"Smart" insulin designed to automatically activate when blood sugar gets too high but switch off again when it returns to normal could offer new hope for diabetics, researchers say.

Such drugs could ease the burden on Type 1 diabetes sufferers of having to constantly monitor blood sugar levels to try and judge when to inject insulin and how much to inject, they say.

It could also remove the risk of miscalculation that can lead to blood sugar being too high, which can lead to blindness or heart disease, or too low which, can lead to coma and sometimes death, they add.

Inadequate control of blood sugar levels is the hallmark symptom of diabetes and is most severe in Type 1 diabetes, which is caused when insulin-producing beta-cells of the pancreas are destroyed.

Patients with Type 1 diabetes depend on daily insulin injections for survival.

The inherent dangers in insulin self-dosing led University of Utah biochemist Danny Chou and his colleagues to create Ins-PBA-F, a form of "smart" insulin that self-activates only when blood sugar levels rise.

The smart insulin is a chemically modified version of a naturally occurring hormone, which should make it safe enough to use on a daily basis, Chou says.

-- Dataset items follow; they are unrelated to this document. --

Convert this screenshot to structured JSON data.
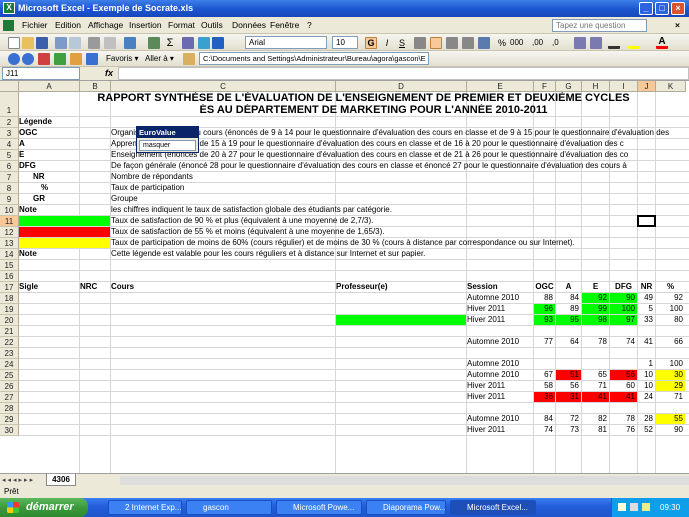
{
  "window": {
    "title": "Microsoft Excel - Exemple de Socrate.xls",
    "buttons": [
      "_",
      "□",
      "×"
    ]
  },
  "menu": {
    "items": [
      "Fichier",
      "Edition",
      "Affichage",
      "Insertion",
      "Format",
      "Outils",
      "Données",
      "Fenêtre",
      "?"
    ],
    "ask_placeholder": "Tapez une question",
    "close": "×"
  },
  "toolbar": {
    "font": "Arial",
    "size": "10",
    "bold": "G",
    "italic": "I",
    "underline": "S",
    "percent": "%",
    "thousands": "000",
    "inc_dec": ",00",
    "dec_dec": ",0",
    "font_color": "A"
  },
  "webbar": {
    "favoris": "Favoris ▾",
    "aller": "Aller à ▾",
    "path": "C:\\Documents and Settings\\Administrateur\\Bureau\\agora\\gascon\\E"
  },
  "formula": {
    "namebox": "J11",
    "fx": "fx",
    "value": ""
  },
  "columns": [
    "A",
    "B",
    "C",
    "D",
    "E",
    "F",
    "G",
    "H",
    "I",
    "J",
    "K"
  ],
  "rows": [
    {
      "n": "1",
      "h": 25
    },
    {
      "n": "2",
      "h": 11
    },
    {
      "n": "3",
      "h": 11
    },
    {
      "n": "4",
      "h": 11
    },
    {
      "n": "5",
      "h": 11
    },
    {
      "n": "6",
      "h": 11
    },
    {
      "n": "7",
      "h": 11
    },
    {
      "n": "8",
      "h": 11
    },
    {
      "n": "9",
      "h": 11
    },
    {
      "n": "10",
      "h": 11
    },
    {
      "n": "11",
      "h": 11
    },
    {
      "n": "12",
      "h": 11
    },
    {
      "n": "13",
      "h": 11
    },
    {
      "n": "14",
      "h": 11
    },
    {
      "n": "15",
      "h": 11
    },
    {
      "n": "16",
      "h": 11
    },
    {
      "n": "17",
      "h": 11
    },
    {
      "n": "18",
      "h": 11
    },
    {
      "n": "19",
      "h": 11
    },
    {
      "n": "20",
      "h": 11
    },
    {
      "n": "21",
      "h": 11
    },
    {
      "n": "22",
      "h": 11
    },
    {
      "n": "23",
      "h": 11
    },
    {
      "n": "24",
      "h": 11
    },
    {
      "n": "25",
      "h": 11
    },
    {
      "n": "26",
      "h": 11
    },
    {
      "n": "27",
      "h": 11
    },
    {
      "n": "28",
      "h": 11
    },
    {
      "n": "29",
      "h": 11
    },
    {
      "n": "30",
      "h": 11
    }
  ],
  "title": {
    "line1": "RAPPORT SYNTHÈSE DE L'ÉVALUATION DE L'ENSEIGNEMENT DE PREMIER ET DEUXIÈME CYCLES",
    "line2": "ÉS AU DÉPARTEMENT DE MARKETING POUR L'ANNÉE 2010-2011"
  },
  "legend": {
    "header": "Légende",
    "items": [
      {
        "code": "OGC",
        "text": "Organisation générale du cours (énoncés de 9 à 14 pour le questionnaire d'évaluation des cours en classe et de 9 à 15 pour le questionnaire d'évaluation des"
      },
      {
        "code": "A",
        "text": "Apprentissage  (énoncés de 15 à 19 pour le questionnaire d'évaluation des cours en classe et de 16 à 20 pour le questionnaire d'évaluation des c"
      },
      {
        "code": "E",
        "text": "Enseignement (énoncés de 20 à 27 pour le questionnaire d'évaluation des cours en classe et de 21 à 26 pour le questionnaire d'évaluation des co"
      },
      {
        "code": "DFG",
        "text": "De façon générale (énoncé 28 pour le questionnaire d'évaluation des cours en classe et énoncé 27 pour le questionnaire d'évaluation des cours à"
      },
      {
        "code": "NR",
        "text": "Nombre de répondants"
      },
      {
        "code": "%",
        "text": "Taux de participation"
      },
      {
        "code": "GR",
        "text": "Groupe"
      }
    ],
    "note_label": "Note",
    "note_text": "les chiffres indiquent le taux de satisfaction globale des étudiants par catégorie.",
    "green_text": "Taux de satisfaction de 90 % et plus (équivalent à une moyenne de 2,7/3).",
    "red_text": "Taux de satisfaction de 55 % et moins (équivalent à une moyenne de 1,65/3).",
    "yellow_text": "Taux de participation de moins de 60% (cours régulier) et de moins de 30 % (cours à distance par correspondance ou sur Internet).",
    "note2_label": "Note",
    "note2_text": "Cette légende est valable pour les cours réguliers et à distance sur Internet et sur papier."
  },
  "colors": {
    "green": "#00ff00",
    "red": "#ff0000",
    "yellow": "#ffff00"
  },
  "table": {
    "headers": {
      "sigle": "Sigle",
      "nrc": "NRC",
      "cours": "Cours",
      "prof": "Professeur(e)",
      "session": "Session",
      "ogc": "OGC",
      "a": "A",
      "e": "E",
      "dfg": "DFG",
      "nr": "NR",
      "pct": "%"
    },
    "rows": [
      {
        "row": "18",
        "session": "Automne 2010",
        "vals": [
          "88",
          "84",
          "92",
          "90",
          "49",
          "92"
        ],
        "colors": [
          "",
          "",
          "g",
          "g",
          "",
          ""
        ]
      },
      {
        "row": "19",
        "session": "Hiver 2011",
        "vals": [
          "96",
          "89",
          "99",
          "100",
          "5",
          "100"
        ],
        "colors": [
          "g",
          "",
          "g",
          "g",
          "",
          ""
        ]
      },
      {
        "row": "20",
        "session": "Hiver 2011",
        "vals": [
          "93",
          "95",
          "98",
          "97",
          "33",
          "80"
        ],
        "colors": [
          "g",
          "g",
          "g",
          "g",
          "",
          ""
        ],
        "profgreen": true
      },
      {
        "row": "22",
        "session": "Automne 2010",
        "vals": [
          "77",
          "64",
          "78",
          "74",
          "41",
          "66"
        ],
        "colors": [
          "",
          "",
          "",
          "",
          "",
          ""
        ]
      },
      {
        "row": "24",
        "session": "Automne 2010",
        "vals": [
          "",
          "",
          "",
          "",
          "1",
          "100"
        ],
        "colors": [
          "",
          "",
          "",
          "",
          "",
          ""
        ]
      },
      {
        "row": "25",
        "session": "Automne 2010",
        "vals": [
          "67",
          "51",
          "65",
          "56",
          "10",
          "30"
        ],
        "colors": [
          "",
          "r",
          "",
          "r",
          "",
          "y"
        ]
      },
      {
        "row": "26",
        "session": "Hiver 2011",
        "vals": [
          "58",
          "56",
          "71",
          "60",
          "10",
          "29"
        ],
        "colors": [
          "",
          "",
          "",
          "",
          "",
          "y"
        ]
      },
      {
        "row": "27",
        "session": "Hiver 2011",
        "vals": [
          "36",
          "31",
          "41",
          "41",
          "24",
          "71"
        ],
        "colors": [
          "r",
          "r",
          "r",
          "r",
          "",
          ""
        ]
      },
      {
        "row": "29",
        "session": "Automne 2010",
        "vals": [
          "84",
          "72",
          "82",
          "78",
          "28",
          "55"
        ],
        "colors": [
          "",
          "",
          "",
          "",
          "",
          "y"
        ]
      },
      {
        "row": "30",
        "session": "Hiver 2011",
        "vals": [
          "74",
          "73",
          "81",
          "76",
          "52",
          "90"
        ],
        "colors": [
          "",
          "",
          "",
          "",
          "",
          ""
        ]
      }
    ]
  },
  "eurovalue": {
    "title": "EuroValue",
    "select": "masquer"
  },
  "sheet_tab": "4306",
  "status": "Prêt",
  "taskbar": {
    "start": "démarrer",
    "tasks": [
      "2 Internet Exp...",
      "gascon",
      "Microsoft Powe...",
      "Diaporama Pow...",
      "Microsoft Excel..."
    ],
    "clock": "09:30"
  }
}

What makes the insulin "smart" is an extra set of molecules that binds it to proteins in the bloodstream. While bound, the smart insulin is in a switched-off mode, the researchers explain.

With any increase in blood sugar, glucose locks on to the smart insulin and switches it on, they say.

Tests in mice showed the smart insulin was effective for at least 14 hours, repeatedly and automatically lowering the animals' blood sugar levels when they were fed amounts of sugar similar to what they might consume at mealtimes.

"This is an important advance in insulin therapy," says Chou, co-first author of a study appearing in PNAS Early Edition. "Our insulin derivative appears to control blood sugar better than anything that is available to diabetes patients right now."

"My goal is to make life easier and safer for diabetics," he says.

The smart insulin could undergo Phase 1 human clinical trials in two to five years, the researchers say. This insulin is 'smart' in that it is glucose responsive, chemically modified from a naturally occurring hormone, making it different from previous 'smart' methods that delivered insulin differently.

"At present, there is no clinically approved glucose-responsive modified insulin," study co-author Matthew Weber says. "The development of such an approach could contribute to greater therapeutic autonomy for diabetic patients."